I have a new article up today on The Big Smoke. It’s called:
Send in the Clowns: Guidelines won’t stop school chaplains proselytising
The article is a response to an earlier article :
Chaplaincy: It’s not all God’s work
in which, law student, Rach Mason makes the following claims:
“[Williams’] original High Court challenge failed to address state and church separation on technical grounds. This time, Williams is challenging the legislation used to fund chaplaincy.”
Actually, Williams’ High Court challenge didn’t address state and church separation because Australia has no constitutional state and church separation. Ms Mason would do well to read the Defence of Government Schools Case (1981). Williams challenged the (lack of) legislation used to fund chaplaincy as his primary argument in both cases – as Ms Mason would have known had she bothered to read the submissions and transcripts before writing about it.

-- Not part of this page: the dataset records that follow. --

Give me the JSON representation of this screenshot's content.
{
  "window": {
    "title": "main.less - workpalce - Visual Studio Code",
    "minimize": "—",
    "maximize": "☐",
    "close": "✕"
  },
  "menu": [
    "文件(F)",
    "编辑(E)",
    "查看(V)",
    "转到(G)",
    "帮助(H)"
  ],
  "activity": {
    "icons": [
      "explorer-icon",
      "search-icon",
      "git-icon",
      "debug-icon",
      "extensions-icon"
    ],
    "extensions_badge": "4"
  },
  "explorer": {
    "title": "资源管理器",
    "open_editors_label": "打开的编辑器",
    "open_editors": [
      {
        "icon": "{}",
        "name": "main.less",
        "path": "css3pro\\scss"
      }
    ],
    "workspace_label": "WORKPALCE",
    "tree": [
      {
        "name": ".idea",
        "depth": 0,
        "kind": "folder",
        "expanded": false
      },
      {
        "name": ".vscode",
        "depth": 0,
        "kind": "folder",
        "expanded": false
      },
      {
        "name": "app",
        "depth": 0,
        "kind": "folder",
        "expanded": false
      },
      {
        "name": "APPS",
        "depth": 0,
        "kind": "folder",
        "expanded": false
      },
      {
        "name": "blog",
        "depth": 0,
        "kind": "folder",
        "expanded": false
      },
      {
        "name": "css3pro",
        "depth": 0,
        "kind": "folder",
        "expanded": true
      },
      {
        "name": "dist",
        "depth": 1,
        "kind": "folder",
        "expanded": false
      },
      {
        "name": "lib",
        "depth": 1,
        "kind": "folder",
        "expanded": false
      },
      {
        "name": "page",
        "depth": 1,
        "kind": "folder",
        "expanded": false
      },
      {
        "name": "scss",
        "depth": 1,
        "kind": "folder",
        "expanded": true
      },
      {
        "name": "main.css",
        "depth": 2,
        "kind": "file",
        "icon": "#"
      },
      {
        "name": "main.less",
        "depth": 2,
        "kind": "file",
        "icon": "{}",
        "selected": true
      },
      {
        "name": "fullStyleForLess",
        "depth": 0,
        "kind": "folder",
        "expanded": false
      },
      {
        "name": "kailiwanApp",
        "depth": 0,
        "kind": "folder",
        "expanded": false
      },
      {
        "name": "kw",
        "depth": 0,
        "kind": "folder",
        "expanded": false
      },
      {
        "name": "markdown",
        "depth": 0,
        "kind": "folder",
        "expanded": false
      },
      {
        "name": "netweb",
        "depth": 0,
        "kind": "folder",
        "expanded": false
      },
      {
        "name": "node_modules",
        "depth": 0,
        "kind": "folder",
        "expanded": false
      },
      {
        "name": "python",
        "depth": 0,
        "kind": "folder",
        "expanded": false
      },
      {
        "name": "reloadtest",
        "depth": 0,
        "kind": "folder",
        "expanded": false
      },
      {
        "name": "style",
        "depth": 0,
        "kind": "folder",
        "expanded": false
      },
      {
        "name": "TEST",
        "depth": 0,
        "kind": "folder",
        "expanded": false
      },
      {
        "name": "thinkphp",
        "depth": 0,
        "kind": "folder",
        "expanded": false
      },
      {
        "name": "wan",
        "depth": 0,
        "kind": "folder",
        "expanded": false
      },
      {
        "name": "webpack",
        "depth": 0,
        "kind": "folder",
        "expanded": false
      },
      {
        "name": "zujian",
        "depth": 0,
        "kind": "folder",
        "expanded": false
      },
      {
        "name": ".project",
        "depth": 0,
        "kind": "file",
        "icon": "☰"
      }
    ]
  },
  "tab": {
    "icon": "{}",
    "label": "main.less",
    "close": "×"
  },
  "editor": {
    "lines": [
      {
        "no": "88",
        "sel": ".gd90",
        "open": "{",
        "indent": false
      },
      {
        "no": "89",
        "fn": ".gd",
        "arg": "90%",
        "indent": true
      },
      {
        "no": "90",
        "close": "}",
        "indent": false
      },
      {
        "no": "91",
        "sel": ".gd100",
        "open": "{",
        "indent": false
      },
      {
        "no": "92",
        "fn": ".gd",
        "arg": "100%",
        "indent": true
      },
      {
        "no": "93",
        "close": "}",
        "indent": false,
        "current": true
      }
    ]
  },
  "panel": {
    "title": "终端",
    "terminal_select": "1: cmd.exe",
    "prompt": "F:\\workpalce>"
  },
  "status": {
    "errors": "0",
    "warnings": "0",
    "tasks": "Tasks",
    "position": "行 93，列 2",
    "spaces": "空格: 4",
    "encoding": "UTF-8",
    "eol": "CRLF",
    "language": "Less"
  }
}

“… chaplaincy is justified on its own merits”
I’d like to see the evidence for that. Where is the research? No hyperlink graces the assertion, sadly.
According to Rach Mason – chaplains don’t counsel and don’t proselytise, because those activities are prohibited in the guidelines. The first assertion is addressed in my response to Ms Mason’s article. The second, regarding counselling, was answered by the Commonwealth Solicitor-General and Scripture Union’s QC who argued movingly in the High Court that grief counselling by chaplains was one of the major benefits chaplains offered to students. Oops! It was a tad embarrassing when one of the High Court justices pointed out that counselling was not allowed under the guidelines.
Something that didn’t make it into the Big Smoke article and added here as an extra bonus for my readers is the fact that ‘proselytising’ is rather narrowly defined in the guidelines – intentionally to provide maximum freedom to the evangelicals, we suspect. I spoke to Hugh Wilson, vice-president of the Australian Secular Lobby about the ‘p’ word (proselytising) in respect to chaplaincy. Here’s his response:
“”During the discussions with DETE on the chaplaincy policy review the ASL-HSQ [Australian Secular Lobby-Humanist Society of Queensland] team tabled a list of many, perhaps 30 or so, precise definitions of the P word taken from a wide range of dictionary sources readily available to anyone able to use Google or a basic book library system.
“The one used by both the Commonwealth and DETE has been carefully selected to exclude that vast bulk of the meaning, quite deliberately we believe, to facilitate P-ing in schools without having a clear, precise and relevant, not to mention comprehensive, definition as the ‘reasonable person in the street’ might understand it to mean.
“While we were discussing this we also highighted the rather ‘light-on’ definition of E-ing [evangalising] too.
“In relation to the P word, DETE staff said they agreed with us but that ‘they [their political masters? the DG [Director-General]? the old REAC [Religion Education Advisory Committee] crew?] would not accept a proper definition”, which rather says it all in my mind.”
I felt the proselytising claim needed my full attention, so that’s what I’ve focused on in my response on The Big Smoke. But my regular readers will know that I could have spent several thousand words refuting Ms Mason’s well-meaning but misinformed views on the Williams case, chaplaincy, and church-state separation. Perhaps you may wish to set her straight in the comments to either my article or hers. Politely, of course.